Apologists also suggest that there really were a lot of enemies of socialism. But people were arrested not just for conspiring against (or thinking negatively about) the regime. Quotas were issued for each region—Baberowski concludes that more than a million people were killed by quota—and local officials often filled them either arbitrarily or with the homeless, the blind, and amputees. In March 1938 the NKVD (the secret police) executed 1,160 people in Moscow with physical disabilities. Kliment Voroshilov, who occupied many top positions, argued for arresting abandoned children. “Why don’t we have these rascals shot?” he asked. “Should we wait for them to become grown-up criminals?” What’s more, two dozen whole ethnic groups were forcibly deported to Central Asia.

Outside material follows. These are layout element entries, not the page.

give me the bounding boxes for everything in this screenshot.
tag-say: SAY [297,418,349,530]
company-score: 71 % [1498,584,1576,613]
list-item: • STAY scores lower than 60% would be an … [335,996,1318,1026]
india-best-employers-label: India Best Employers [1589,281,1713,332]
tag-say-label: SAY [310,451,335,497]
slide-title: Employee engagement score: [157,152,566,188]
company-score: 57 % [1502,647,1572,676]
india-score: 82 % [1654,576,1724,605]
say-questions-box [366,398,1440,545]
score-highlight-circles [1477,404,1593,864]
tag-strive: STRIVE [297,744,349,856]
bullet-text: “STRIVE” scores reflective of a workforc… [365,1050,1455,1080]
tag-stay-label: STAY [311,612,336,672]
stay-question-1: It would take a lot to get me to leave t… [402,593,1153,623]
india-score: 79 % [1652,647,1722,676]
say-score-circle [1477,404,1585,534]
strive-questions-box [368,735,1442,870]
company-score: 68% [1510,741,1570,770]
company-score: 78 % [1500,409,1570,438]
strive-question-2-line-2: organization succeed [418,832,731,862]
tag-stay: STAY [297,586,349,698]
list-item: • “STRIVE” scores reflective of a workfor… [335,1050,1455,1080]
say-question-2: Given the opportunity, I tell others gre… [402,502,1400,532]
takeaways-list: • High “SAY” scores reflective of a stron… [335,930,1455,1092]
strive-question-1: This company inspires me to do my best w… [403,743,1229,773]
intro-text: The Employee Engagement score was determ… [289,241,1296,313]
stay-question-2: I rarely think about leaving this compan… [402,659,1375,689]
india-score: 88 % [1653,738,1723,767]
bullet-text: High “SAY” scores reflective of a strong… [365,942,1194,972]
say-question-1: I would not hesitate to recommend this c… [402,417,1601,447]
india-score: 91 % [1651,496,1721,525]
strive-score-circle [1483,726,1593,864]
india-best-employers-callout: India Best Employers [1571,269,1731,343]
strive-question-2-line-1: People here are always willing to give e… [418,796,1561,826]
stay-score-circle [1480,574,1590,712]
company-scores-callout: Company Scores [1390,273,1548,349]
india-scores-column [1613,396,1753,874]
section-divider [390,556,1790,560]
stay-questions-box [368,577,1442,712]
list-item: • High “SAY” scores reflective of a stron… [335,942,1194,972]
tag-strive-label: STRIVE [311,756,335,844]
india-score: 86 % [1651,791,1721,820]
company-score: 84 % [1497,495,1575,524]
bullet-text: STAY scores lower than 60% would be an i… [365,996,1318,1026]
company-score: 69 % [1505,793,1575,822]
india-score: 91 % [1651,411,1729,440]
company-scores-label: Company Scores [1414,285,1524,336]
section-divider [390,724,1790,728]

After Stalin ordered the arrest of all Poles, the Polish section of the Comintern and the Polish Communist party had to be disbanded since they had no members.

If there is a core argument to this book, it is that none of this can be blamed on Marxism-Leninism. Believe it or not, such assertions are not a strained attempt to apologize for Marxism. Baberowski believes that no ideas ever motivate violence. “To men of violence . . . ideas are only a means of legitimizing their lust for murder to those for whom violence is not a natural course of action. Neither Stalin nor Yezhov were guided by Marxism or its promises when they had people arrested, tortured, and killed. . . . It had absolutely nothing to do with the writings of European Marxism.” For Baberowski, ideas are not just a relatively minor factor, they have “absolutely nothing” to do with what happens. “Reasons and legitimizations play absolutely no role,” he insists elsewhere; they are just means of coping with meaningless violence.
  

Solzhenitsyn takes the exact opposite position. Ideology makes all the difference. Why was it, he asks, that Macbeth and other Shakespearean villains killed only a few people, while Lenin and Stalin murdered millions? The answer is that Shakespeare’s villains “had no ideology”:
Ideology—that is what gives . . . the evildoer the necessary steadfastness and determination. That is the social theory which helps to make his acts seem good instead of bad in his own and others’ eyes, so that he won’t hear reproaches and curses and will receive praises and honors.
Soviet Marxism rejected the very concept of human rights. Leninist ideology instructed one to think of classes, not humanity. What race was to Nazis, class was to Bolsheviks, and class origin, like race, was not something one chose. People born into bourgeois, noble, or kulak families had no more right to life than Jews or Gypsies did to Nazis.
Contrary to what liberals might presume, Soviet ethics taught one to overcome, not foster, natural sympathy for the suffering of others, which might make one hesitate to kill a class enemy. In November 1918, Felix Dzerzhinsky, founder of the Cheka, published an article in the journal Red Terror in which he instructed:
"We are not waging war against individual persons. We are exterminating the bourgeoisie as a class. During the investigation, do not look for evidence that the accused acted in deed or word against Soviet power. The first questions that you ought to put are: To what class does he belong? What is his origin? What is his education or profession? And it is these questions that ought to determine the fate of the accused."
It was no big step to extend the notion of enemy classes to enemy peoples, like the Cossacks, Chechens, or Crimean Tatars.
Since the Party was the agent of History itself, it could not be mistaken, and so anything the party did was morally right by definition. “Morality is entirely subordinated to the class struggle of the proletariat,” Lenin declared. At the Thirteenth Party Congress in 1924, Trotsky explained:
"Comrades, none of us wishes or is able to be right against his Party. The Party in the last analysis is always right, because the Party is the sole historical instrument given the proletariat for the solution of its basic problems."
The idea that truth and morality have no objective basis but are simply what power says they are, is, of course, also a key tenet of many current postmodernists.